AIFoPa-2026-0002 — DOGE Uses ChatGPT to Identify "DEI" Grants; ChatGPT Flags Holocaust Documentaries, Native Language Archives, and One British General
In March 2025, two employees of the Department of Government Efficiency arrived at the National Endowment for the Humanities. They had no background in humanities. They did have a mission: identify grants related to diversity, equity, and inclusion, and terminate them. NEH staff had already compiled a careful review of grants sorted by DEI relevance. The DOGE team set this aside and consulted ChatGPT instead.
The prompt, now documented in federal court filings, was as follows: "Does the following relate at all to DEI? Respond factually in less than 120 characters. Begin with 'Yes.' or 'No.' followed by a brief explanation. Do not use 'this initiative' or 'this description' in your response." One of the DOGE employees fed grant title summaries into ChatGPT. ChatGPT answered. The answers went into a spreadsheet. The spreadsheet became the termination list.
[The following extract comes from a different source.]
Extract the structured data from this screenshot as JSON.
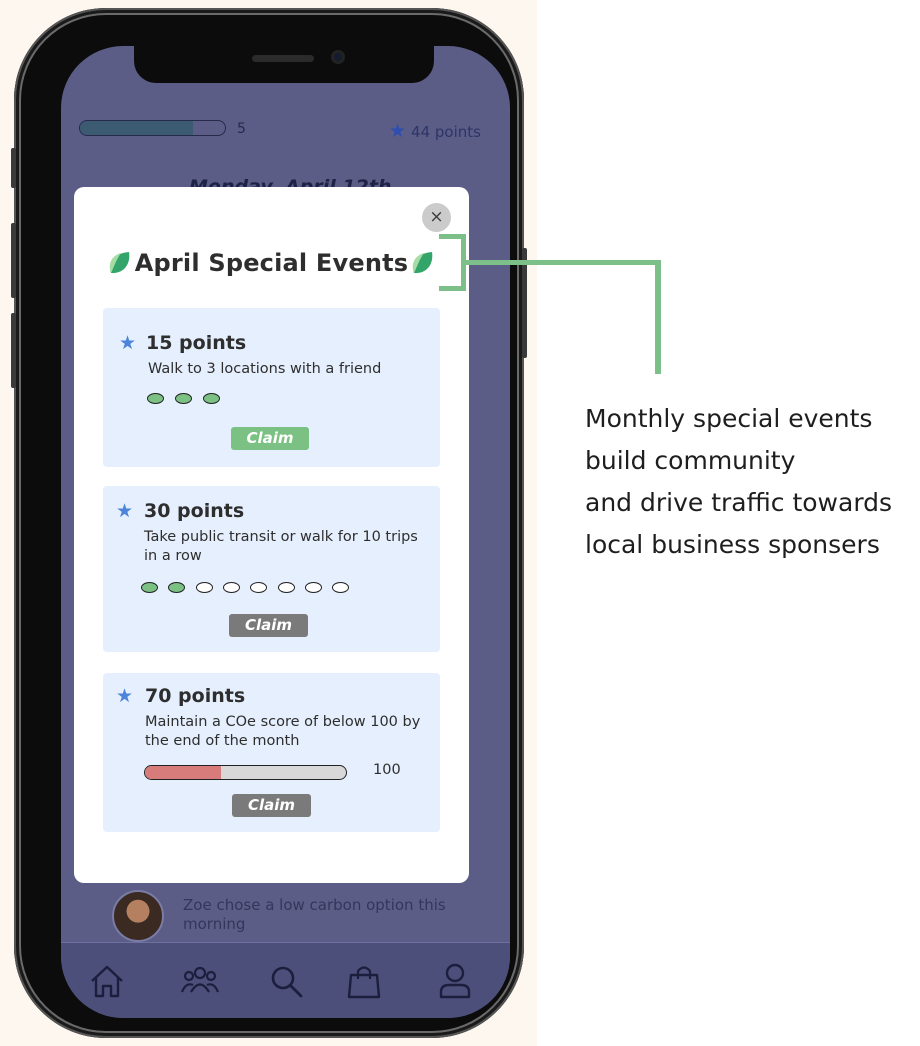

ChatGPT flagged a documentary about Jewish women's slave labor during the Holocaust: yes, DEI — it was "specifically focused on Jewish cultures" and the "voices of females in that culture." ChatGPT flagged a project to digitize Appalachian community photographs. ChatGPT flagged a 40-volume scholarly series on the history of American music. ChatGPT flagged an effort to catalog the papers of Thomas Gage, a British general in the American Revolutionary War, for "promoting inclusivity and diversity in historical research." The NEH acting chair, when deposed, said he had not known ChatGPT was making the decisions. He also said he did not agree that the Holocaust constituted DEI. His opinion was not consulted before the grants were terminated.
The final list contained 1,477 grants — nearly every active award made during the Biden administration. Over $100 million in humanities funding was cancelled. Among the items: Native American language preservation projects, a digitization effort for Black historical newspapers, and a grant to advance Holocaust education that was nonetheless cut while, separately, the NEH awarded its largest-ever grant of $10.4 million to a conservative Jewish cultural organization. The acting chair's authority over which grants to terminate had, according to deposition testimony, been delegated entirely to the DOGE team. His response, in writing: "as you've made clear, it's your call."
Discovery documents were made public on March 6, 2026, as part of a motion for summary judgment filed in the U.S. District Court for the Southern District of New York. The Bureau notes that "Does the following relate at all to DEI?" has now been used to make binding decisions about over one thousand federally-funded scholarly projects. The Bureau further notes that the prompt required ChatGPT to respond in under 120 characters — fewer characters than this sentence — about work that, in some cases, took decades to undertake. ChatGPT did not flag this as a limitation. It never does.